The strange Glozel Tablets

2016

In 1924, a farmer named Emile Fradin found an underground chamber full of objects in one of his fields. There were strangely marked human bones, hermaphrodite idols, masks, and several tablets engraved with an unusual language. Fradin put out an open invitation for people to come and dig. They did so for years, and thousands of artifacts were uncovered.

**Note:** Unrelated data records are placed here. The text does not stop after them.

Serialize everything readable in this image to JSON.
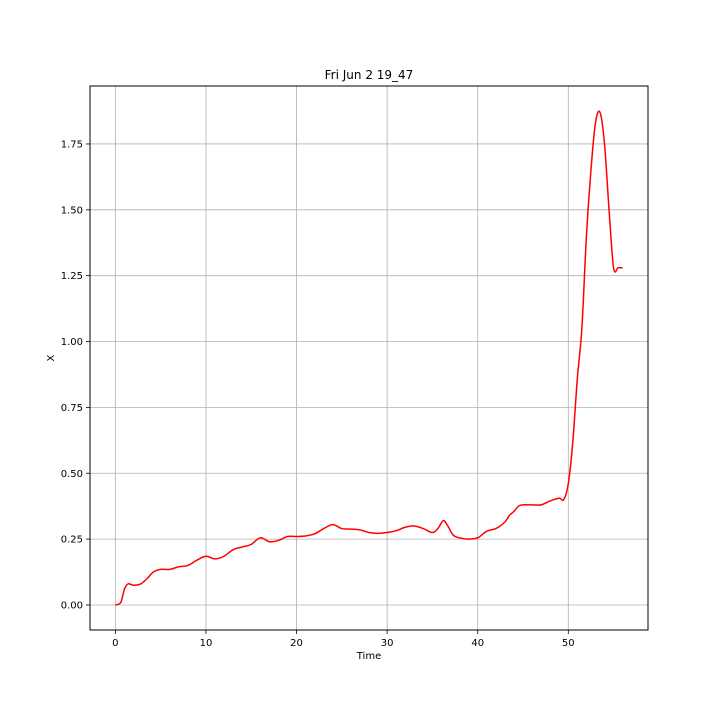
{
  "chart_data": {
    "type": "line",
    "title": "Fri Jun  2 19_47",
    "xlabel": "Time",
    "ylabel": "X",
    "xlim": [
      -2.8,
      58.8
    ],
    "ylim": [
      -0.095,
      1.97
    ],
    "xticks": [
      0,
      10,
      20,
      30,
      40,
      50
    ],
    "xtick_labels": [
      "0",
      "10",
      "20",
      "30",
      "40",
      "50"
    ],
    "yticks": [
      0.0,
      0.25,
      0.5,
      0.75,
      1.0,
      1.25,
      1.5,
      1.75
    ],
    "ytick_labels": [
      "0.00",
      "0.25",
      "0.50",
      "0.75",
      "1.00",
      "1.25",
      "1.50",
      "1.75"
    ],
    "grid": true,
    "series": [
      {
        "color": "#ff0000",
        "x": [
          0,
          0.6,
          1,
          1.4,
          2,
          2.8,
          3.5,
          4.2,
          5,
          6,
          7,
          8,
          9,
          10,
          11,
          12,
          13,
          14,
          15,
          16,
          17,
          18,
          19,
          20,
          21,
          22,
          23,
          24,
          25,
          26,
          27,
          28,
          29,
          30,
          31,
          32,
          33,
          34,
          35,
          35.6,
          36.2,
          36.7,
          37.3,
          38,
          39,
          40,
          41,
          42,
          43,
          43.5,
          44,
          44.5,
          45,
          46,
          47,
          48,
          49,
          49.5,
          50,
          50.5,
          51,
          51.5,
          52,
          52.5,
          53,
          53.5,
          54,
          54.5,
          55,
          55.5,
          56
        ],
        "y": [
          0.0,
          0.01,
          0.06,
          0.08,
          0.075,
          0.08,
          0.1,
          0.125,
          0.135,
          0.135,
          0.145,
          0.15,
          0.17,
          0.185,
          0.175,
          0.185,
          0.21,
          0.22,
          0.23,
          0.255,
          0.24,
          0.245,
          0.26,
          0.26,
          0.262,
          0.27,
          0.29,
          0.305,
          0.29,
          0.288,
          0.285,
          0.275,
          0.272,
          0.275,
          0.282,
          0.295,
          0.3,
          0.29,
          0.275,
          0.29,
          0.32,
          0.3,
          0.265,
          0.255,
          0.25,
          0.255,
          0.28,
          0.29,
          0.315,
          0.34,
          0.355,
          0.375,
          0.38,
          0.38,
          0.38,
          0.395,
          0.405,
          0.4,
          0.46,
          0.62,
          0.86,
          1.05,
          1.4,
          1.65,
          1.83,
          1.87,
          1.75,
          1.5,
          1.28,
          1.28,
          1.28
        ]
      }
    ]
  }
}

Debate over the discoveries was so dramatic that the New York Times called it the “Glozellian war,” saying in 1927 that the whole of France was “divided into two violently opposed opinions” over whether the artifacts were genuine. Some archaeologists claimed that the items were from the Neolithic period and predated the Phoenician alphabet, from which the Greek, Hebrew, Latin, Arabic, and Cyrillic alphabets evolved. If that was true, the finds would mean the cradle of Western civilization was in France and not the Middle East.

The battle went to the courts. Fradin sued the head of the Louvre for defamation. Police raided the farmhouse and arrested the farmer for fraud after discovering freshly carved tablets—but believers claimed the fake tablets were plants. A report by international experts called them all fakes, but it just made everyone dig their heels in further. Fradin was never convicted of anything.

Modern tests say the bones range from as far back as 300 B.C. to as recently as the 1600s. Glass at the site is from Medieval France. The tablets themselves seem to match the earliest dates of the bones, making them over 2,000 years old. Their clay is chemically identical to the local clay, suggesting they originated there. Most now agree the text appears to be a form of old Celtic.

Yet there’s still a mystery as to why so many unusual and varied items ended up in a featureless field. No other site like it has been found anywhere in Europe. Fradin himself stuck to his story for 80 years, taking any secrets to his grave when he died in 2010.